One other thing. I'm not saying take ANY of these suggestions and just go run do them with the least consideration, the least genius; but with a lot of thought for using the whole space wisely: realizing all kinds of neat stuff like the fact that if you release the heated air from the grow room that's been scrubbed up, into the roof area of the main building, - it's only a total of about - what 7,000 wats max? You could very likely get away completely fine using three of those rooftop attic ventilators, the spinning ones, and see hardly any actual temp increase down around where you'd work. Just put em up on the peak, let three of em spin around in winter, nobody'd notice. And if you released that air gently, after scrubbing, RIGHT UP at the roof level, it could be done without even coming from a detectable vent space. It would also give you some more time for mixing, and also, release it right up at the peak of the shed. Maybe it's not particularly a lot better, but it's not particularly worse, either, to release the air up high.

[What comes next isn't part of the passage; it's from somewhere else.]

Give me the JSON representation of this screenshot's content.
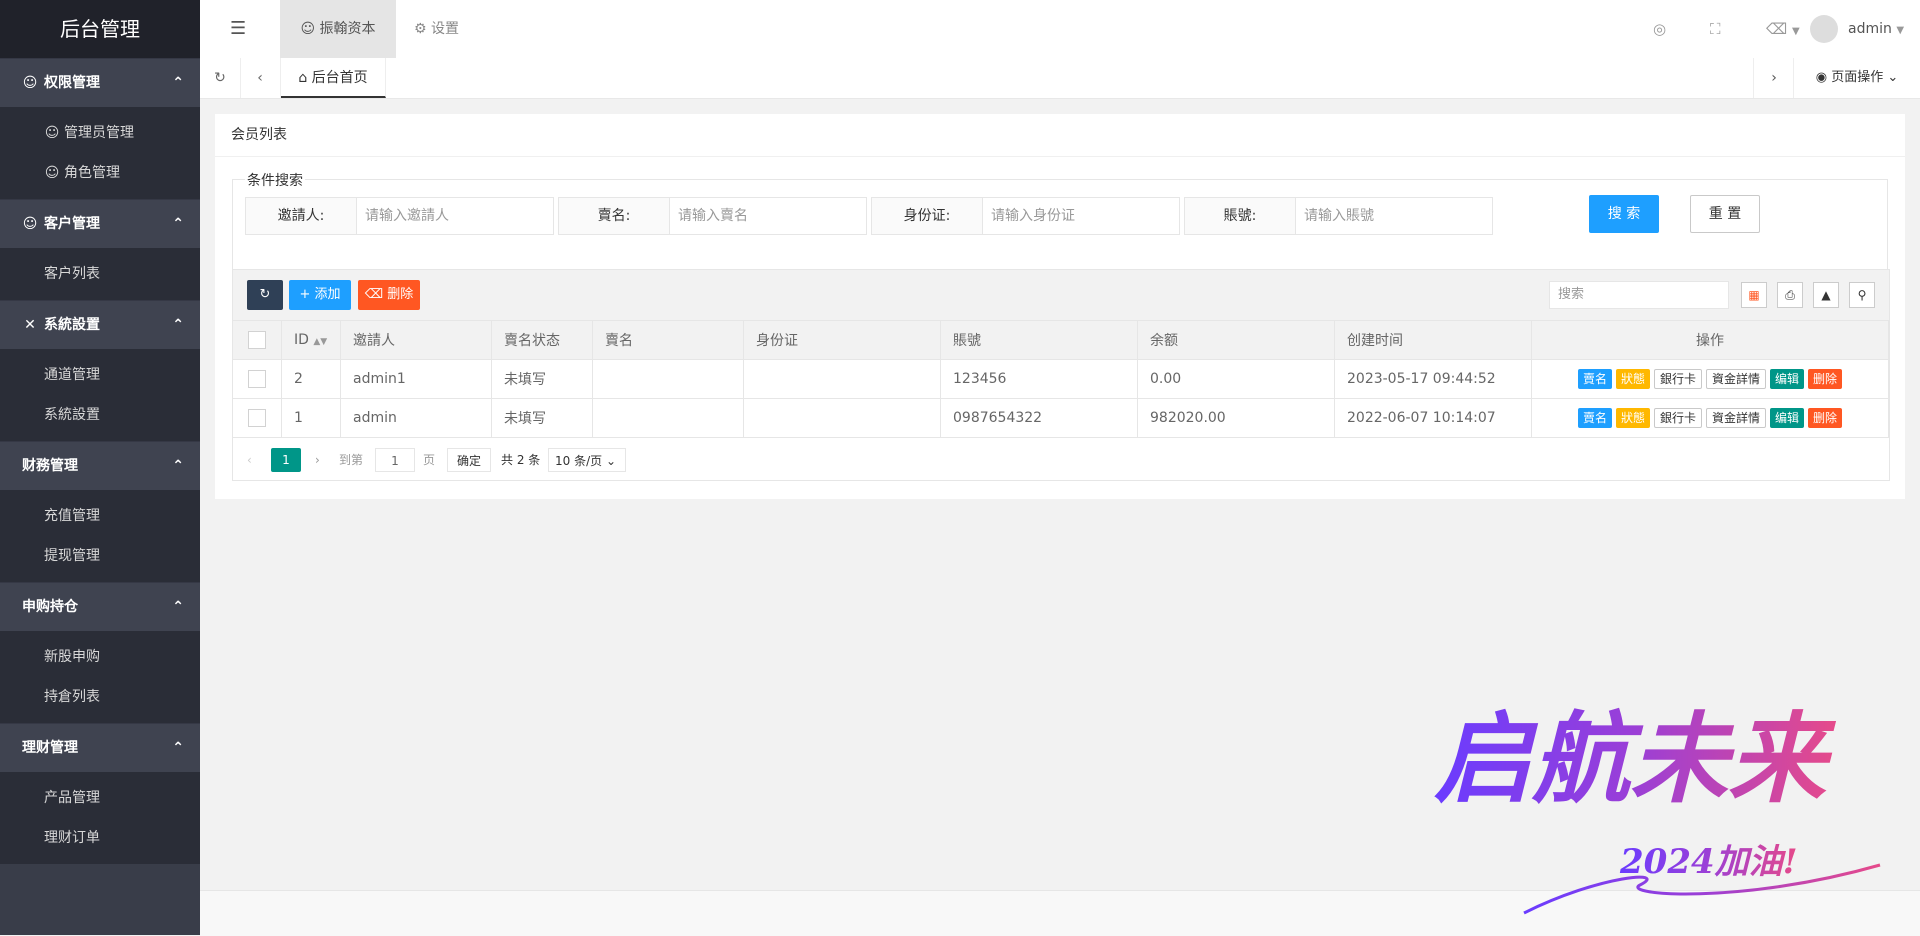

Something I'd do Jackjo is avoid expensive hoods, and expensive, wall partitions inside the main room. I'd look around till I found some fuggn white poly plastic and line those insides and keep it like a REAL pro would do it: FLEXIBLE and LOWEST cost with HIGHEST reflectance and washability. It shouldn't break your mind to figure out how to put a little 2X2 frame up and staple some plastic to it. That'll save thousands AND keep flexibility for future plans. Remember: the KEY to flexibility is INdecision. INdecision: DON'T COMMIT to permanence till it weighs so heavily on your mind it's pure, uncompromised genius, you eventually feel you simply cannot live without it.
Get your fans oversized: drastically oversized, and use that space you have in there to run them on low. Buy them from the furnace shop or get them free, add a 50 dollar three speed motor for each and have two double oversized fans and run them on low/medium.
Build your own boxes and go buy a masonry bit: drill some holes in the concrete floor near where you put the 'tool cabinet' intakes on the end, and also main (real) wall separating your room, and throw together fairly cheap simple mdf particle board boxes you line with batt insulation: bolt those to the floor and encase the fans and let THAT be the most permanent things you put in initially: that sort of thing.
It seems like you'd put maybe two 'tool cabinets' on that inside real wall. One, for a main, grow room intake. The other though, an air intake where you can suck in ozone that gets made with lower humidity air than that from the grow room. Mix those two in the room, let it go out the top into the upper story: creating more time for mixing: and after it travels around a little let it out, right up at the peak, back into the main part of the building; that sort of thing.
I think you should save on:
(1)interior walls: don't LINE them, don't even BUILD them at first, until you've used the whole space throughout several seasons, and you're SURE how you want it.
(2)fans & silencing
(3)specialty horizontal hoods and grow vertical
(4)wintertime growing by maybe, putting a room above where you can keep vegging plants most of spring, fall, winter, augmenting your light with sunlight through roof panels -maybe.
(5)Soil. Make your own
(6)Temperature management using the main building as a buffer against outside weather. If it's hot, blow an evaporative cooler in there when you can, and let the room intake be from low in the room. If it's cold, on your air intake 'tool cabinet' have the top be openable so your intake air, into the room, doesn't come in on the floor; indeed, you might get slick in the winter by pulling so little air out you hardly need any air in, at all. I dunno where you live.